Selon les données du cabinet d’analyse britannique JATO Dynamics, au cours du premier semestre de cette année, les marques chinoises ont vendu un total de 347 135 véhicules dans 28 pays européens. C’est une augmentation impressionnante de 91 % par rapport aux 181 897 unités vendues à la même période l’an dernier. Leur part de marché a ainsi presque doublé, passant de 2,7 % à 5,1 %. Des entreprises comme BYD, Xpeng, Leapmotor, ainsi que les marques Omoda et Jaecoo (appartenant au groupe Chery), sont les fers de lance de cette croissance. BYD, en particulier, a vu ses ventes bondir de 311 % pour atteindre 70 500 unités.
La stratégie hybride, clé du succès chinois
Cette performance est d’autant plus remarquable qu’elle intervient dans un contexte de barrières douanières renforcées. Depuis octobre 2023, l’UE applique des droits compensateurs additionnels sur les véhicules électriques importés de Chine, accusant Pékin de fausser la concurrence via des subventions gouvernementales illégales. Le taux de douane, initialement de 10 %, a ainsi été porté à une fourchette allant de 17,8 % à 45,8 %.
Pour déjouer ces mesures, les constructeurs chinois ont massivement investi le segment des véhicules hybrides, qui ne sont pas concernés par ces surtaxes. Avec succès : le SUV hybride rechargeable de taille moyenne de BYD, le Seal U, s’est classé troisième des ventes de sa catégorie en Europe au premier semestre. De son côté, le Jaecoo 7, un SUV crossover compact, a atteint la neuvième place en juin.

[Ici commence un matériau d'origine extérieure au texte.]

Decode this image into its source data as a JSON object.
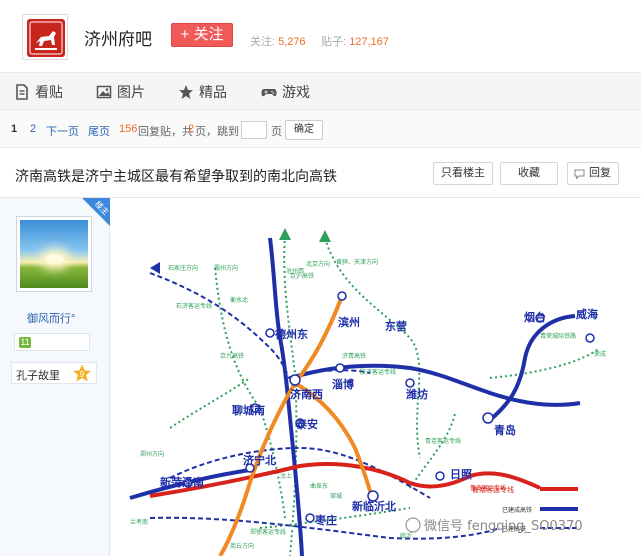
{
  "header": {
    "forum_name": "济州府吧",
    "follow_label": "+ 关注",
    "follow_count_label": "关注:",
    "follow_count": "5,276",
    "post_count_label": "贴子:",
    "post_count": "127,167"
  },
  "tabs": [
    {
      "label": "看贴",
      "icon": "document-icon"
    },
    {
      "label": "图片",
      "icon": "picture-icon"
    },
    {
      "label": "精品",
      "icon": "star-icon"
    },
    {
      "label": "游戏",
      "icon": "gamepad-icon"
    }
  ],
  "pager": {
    "page1": "1",
    "page2": "2",
    "next": "下一页",
    "last": "尾页",
    "reply_count": "156",
    "reply_text": "回复贴，共",
    "page_total": "2",
    "page_total_suffix": "页，跳到",
    "page_unit": "页",
    "confirm": "确定"
  },
  "post": {
    "title": "济南高铁是济宁主城区最有希望争取到的南北向高铁",
    "only_author": "只看楼主",
    "favorite": "收藏",
    "reply": "回复"
  },
  "author": {
    "badge": "楼主",
    "name": "御风而行°",
    "level": "11",
    "member_title": "孔子故里",
    "member_level": "9"
  },
  "map": {
    "cities": [
      "德州东",
      "滨州",
      "东营",
      "烟台",
      "威海",
      "淄博",
      "济南西",
      "潍坊",
      "青岛",
      "聊城南",
      "泰安",
      "济宁北",
      "新菏泽南",
      "新临沂北",
      "日照",
      "枣庄"
    ],
    "small_labels": [
      "霸州方向",
      "京沪高铁",
      "北京方向",
      "黄骅、天津方向",
      "石家庄方向",
      "石济客运专线",
      "衡水北",
      "沧州西",
      "京九高铁",
      "济青高铁",
      "胶济客运专线",
      "青连客运专线",
      "鲁南客运专线",
      "郑徐客运专线",
      "郑州方向",
      "商丘方向",
      "兰考南",
      "荣成",
      "青荣城际铁路",
      "汶上",
      "曲阜东",
      "邹城",
      "临沂",
      "已建成高铁",
      "已建高铁"
    ],
    "legend": [
      "鲁南客运专线",
      "已建成高铁",
      "已建高铁"
    ],
    "watermark": "微信号 fengqing_SO0370"
  },
  "colors": {
    "accent": "#f25a5a",
    "link": "#2d64b3",
    "number": "#f26b2a",
    "rail_blue": "#1f2fa8",
    "rail_orange": "#f08a24",
    "rail_red": "#d8231c",
    "rail_green": "#2ea05a"
  }
}
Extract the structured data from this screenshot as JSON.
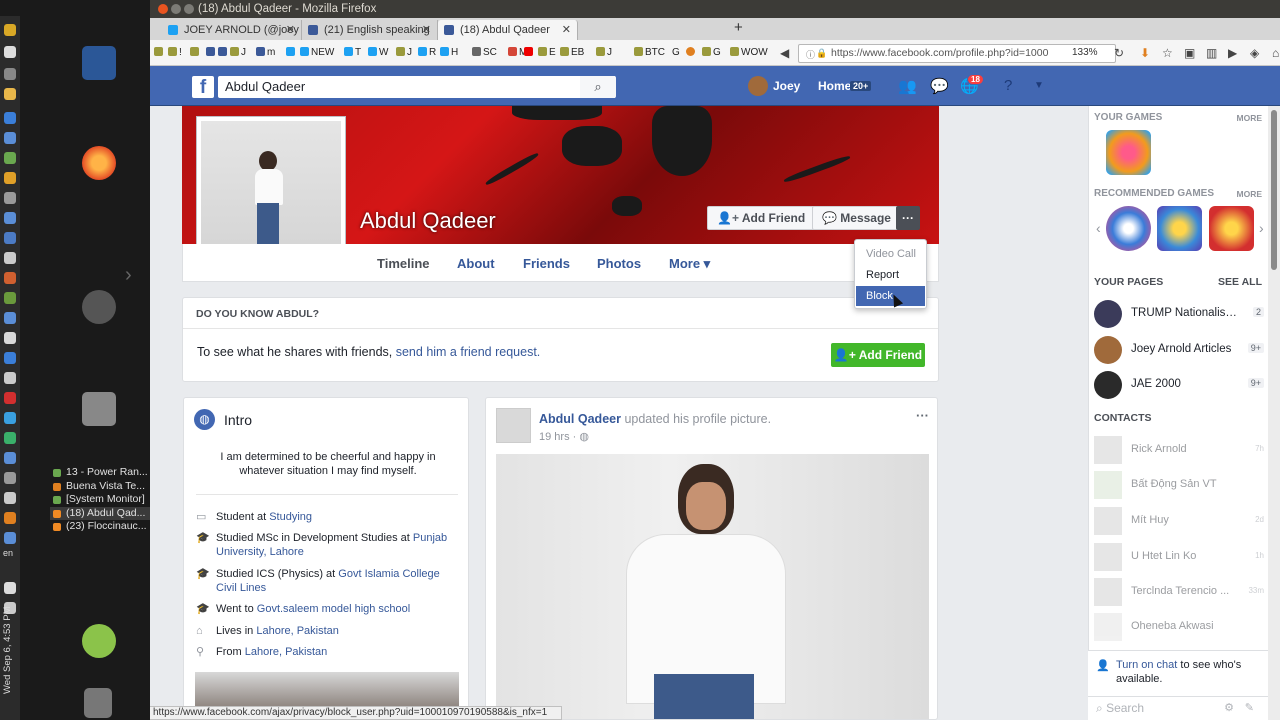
{
  "window": {
    "title": "(18) Abdul Qadeer - Mozilla Firefox"
  },
  "tabs": [
    {
      "label": "JOEY ARNOLD (@joey"
    },
    {
      "label": "(21) English speaking"
    },
    {
      "label": "(18) Abdul Qadeer"
    }
  ],
  "bookmarks": [
    "!",
    "J",
    "m",
    "NEW",
    "T",
    "W",
    "J",
    "R",
    "H",
    "SC",
    "M",
    "E",
    "EB",
    "J",
    "BTC",
    "G",
    "G",
    "WOW"
  ],
  "url": {
    "value": "https://www.facebook.com/profile.php?id=1000",
    "zoom": "133%"
  },
  "fb_header": {
    "search_value": "Abdul Qadeer",
    "user_name": "Joey",
    "home_label": "Home",
    "home_badge": "20+",
    "notification_count": "18"
  },
  "profile": {
    "name": "Abdul Qadeer",
    "add_friend_label": "Add Friend",
    "message_label": "Message",
    "more_dots": "···",
    "tabs": [
      "Timeline",
      "About",
      "Friends",
      "Photos",
      "More ▾"
    ]
  },
  "dropdown": {
    "items": [
      "Video Call",
      "Report",
      "Block"
    ]
  },
  "know": {
    "title": "DO YOU KNOW ABDUL?",
    "text": "To see what he shares with friends,",
    "link": "send him a friend request.",
    "button": "Add Friend"
  },
  "intro": {
    "title": "Intro",
    "bio": "I am determined to be cheerful and happy in whatever situation I may find myself.",
    "rows": [
      {
        "prefix": "Student at ",
        "link": "Studying",
        "suffix": ""
      },
      {
        "prefix": "Studied MSc in Development Studies at ",
        "link": "Punjab University, Lahore",
        "suffix": ""
      },
      {
        "prefix": "Studied ICS (Physics) at ",
        "link": "Govt Islamia College Civil Lines",
        "suffix": ""
      },
      {
        "prefix": "Went to ",
        "link": "Govt.saleem model high school",
        "suffix": ""
      },
      {
        "prefix": "Lives in ",
        "link": "Lahore, Pakistan",
        "suffix": ""
      },
      {
        "prefix": "From ",
        "link": "Lahore, Pakistan",
        "suffix": ""
      }
    ]
  },
  "post": {
    "author": "Abdul Qadeer",
    "action": "updated his profile picture.",
    "time": "19 hrs",
    "menu": "···"
  },
  "right_sidebar": {
    "your_games": "YOUR GAMES",
    "more1": "MORE",
    "recommended_games": "RECOMMENDED GAMES",
    "more2": "MORE",
    "your_pages": "YOUR PAGES",
    "see_all": "SEE ALL",
    "pages": [
      {
        "name": "TRUMP Nationalism ...",
        "count": "2"
      },
      {
        "name": "Joey Arnold Articles",
        "count": "9+"
      },
      {
        "name": "JAE 2000",
        "count": "9+"
      }
    ],
    "contacts_title": "CONTACTS",
    "contacts": [
      {
        "name": "Rick Arnold",
        "time": "7h"
      },
      {
        "name": "Bất Động Sản VT",
        "time": ""
      },
      {
        "name": "Mít Huy",
        "time": "2d"
      },
      {
        "name": "U Htet Lin Ko",
        "time": "1h"
      },
      {
        "name": "Terclnda Terencio ...",
        "time": "33m"
      },
      {
        "name": "Oheneba Akwasi",
        "time": ""
      }
    ],
    "chat_link": "Turn on chat",
    "chat_text": " to see who's available.",
    "chat_search": "Search"
  },
  "taskbar": [
    "13 - Power Ran...",
    "Buena Vista Te...",
    "[System Monitor]",
    "(18) Abdul Qad...",
    "(23) Floccinauc..."
  ],
  "system": {
    "clock": "Wed Sep 6, 4:53 PM",
    "lang": "en"
  },
  "status_bar": "https://www.facebook.com/ajax/privacy/block_user.php?uid=100010970190588&is_nfx=1"
}
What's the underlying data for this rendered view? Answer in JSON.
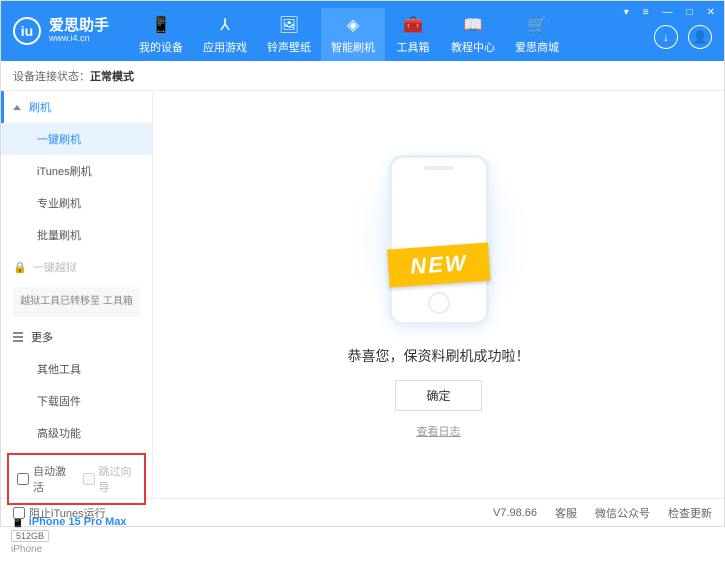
{
  "app": {
    "title": "爱思助手",
    "subtitle": "www.i4.cn"
  },
  "titlebar": {
    "t1": "▾",
    "t2": "≡",
    "t3": "—",
    "t4": "□",
    "t5": "✕"
  },
  "topnav": [
    {
      "label": "我的设备"
    },
    {
      "label": "应用游戏"
    },
    {
      "label": "铃声壁纸"
    },
    {
      "label": "智能刷机"
    },
    {
      "label": "工具箱"
    },
    {
      "label": "教程中心"
    },
    {
      "label": "爱思商城"
    }
  ],
  "status": {
    "prefix": "设备连接状态：",
    "value": "正常模式"
  },
  "sidebar": {
    "flash": {
      "header": "刷机",
      "items": [
        "一键刷机",
        "iTunes刷机",
        "专业刷机",
        "批量刷机"
      ]
    },
    "jailbreak": {
      "header": "一键越狱",
      "note": "越狱工具已转移至\n工具箱"
    },
    "more": {
      "header": "更多",
      "items": [
        "其他工具",
        "下载固件",
        "高级功能"
      ]
    },
    "checks": {
      "auto": "自动激活",
      "skip": "跳过向导"
    },
    "device": {
      "name": "iPhone 15 Pro Max",
      "storage": "512GB",
      "type": "iPhone"
    }
  },
  "main": {
    "ribbon": "NEW",
    "message": "恭喜您，保资料刷机成功啦！",
    "ok": "确定",
    "log": "查看日志"
  },
  "footer": {
    "block": "阻止iTunes运行",
    "version": "V7.98.66",
    "links": [
      "客服",
      "微信公众号",
      "检查更新"
    ]
  }
}
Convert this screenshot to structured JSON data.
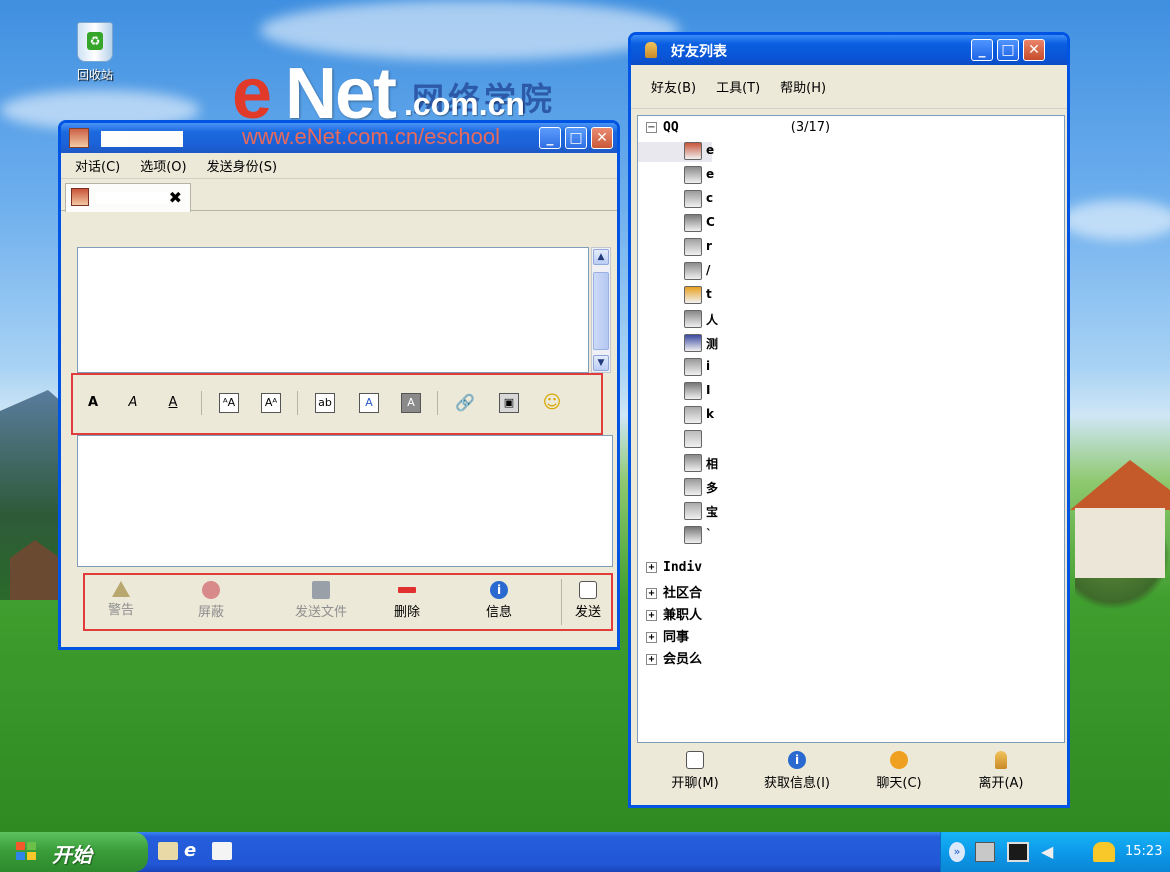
{
  "desktop": {
    "recycle_bin_label": "回收站",
    "watermark": {
      "e": "e",
      "net": "Net",
      "school": "网络学院",
      "com": ".com.cn",
      "url": "www.eNet.com.cn/eschool"
    }
  },
  "chat_window": {
    "menu": [
      "对话(C)",
      "选项(O)",
      "发送身份(S)"
    ],
    "tab_close": "✖",
    "format_toolbar": [
      "bold",
      "italic",
      "underline",
      "grow-font",
      "shrink-font",
      "font-face",
      "foreground-color",
      "background-color",
      "link",
      "image",
      "smiley"
    ],
    "format_glyphs": {
      "bold": "A",
      "italic": "A",
      "underline": "A"
    },
    "actions": [
      "警告",
      "屏蔽",
      "发送文件",
      "删除",
      "信息",
      "发送"
    ]
  },
  "buddy_window": {
    "title": "好友列表",
    "menu": [
      "好友(B)",
      "工具(T)",
      "帮助(H)"
    ],
    "groups": {
      "main": {
        "name": "QQ",
        "count": "(3/17)"
      },
      "others": [
        "Indiv",
        "社区合",
        "兼职人",
        "同事",
        "会员么"
      ]
    },
    "buddy_initials": [
      "e",
      "e",
      "c",
      "C",
      "r",
      "/",
      "t",
      "人",
      "测",
      "i",
      "I",
      "k",
      "",
      "相",
      "多",
      "宝",
      "`"
    ],
    "actions": [
      "开聊(M)",
      "获取信息(I)",
      "聊天(C)",
      "离开(A)"
    ]
  },
  "taskbar": {
    "start_label": "开始",
    "clock": "15:23"
  },
  "colors": {
    "xp_blue": "#0054e3",
    "start_green": "#3a9e3a",
    "highlight_red": "#e03c3c"
  }
}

Hyundai et Kia en perte de vitesse sur le marché européen
Face à cette dynamique, Hyundai et Kia peinent à maintenir leur position. Leurs ventes combinées en Europe ont diminué de 4,1 % au premier semestre, pour un total de 631 027 unités. Bien que ce volume reste supérieur à celui des marques chinoises, la tendance est à la baisse.
Leur part de marché s’est érodée, tombant à 8,5 % le mois dernier, soit une baisse de 0,7 point de pourcentage en un an. Kia a été particulièrement touchée avec une chute de ses ventes de 8,5 % en un mois. Un expert du secteur automobile analyse : « Si les ventes de véhicules 100 % électriques de Hyundai et Kia se sont améliorées, ils ont perdu du terrain sur le marché crucial des hybrides rechargeables, où les entreprises chinoises se sont montrées bien plus compétitives. » Actuellement, Hyundai propose en Europe deux modèles hybrides rechargeables (Tucson, Santa Fe), tandis que Kia en commercialise quatre (Ceed, Niro, Sportage, Sorento), une offre qui semble désormais insuffisante pour contrer l’offensive chinoise.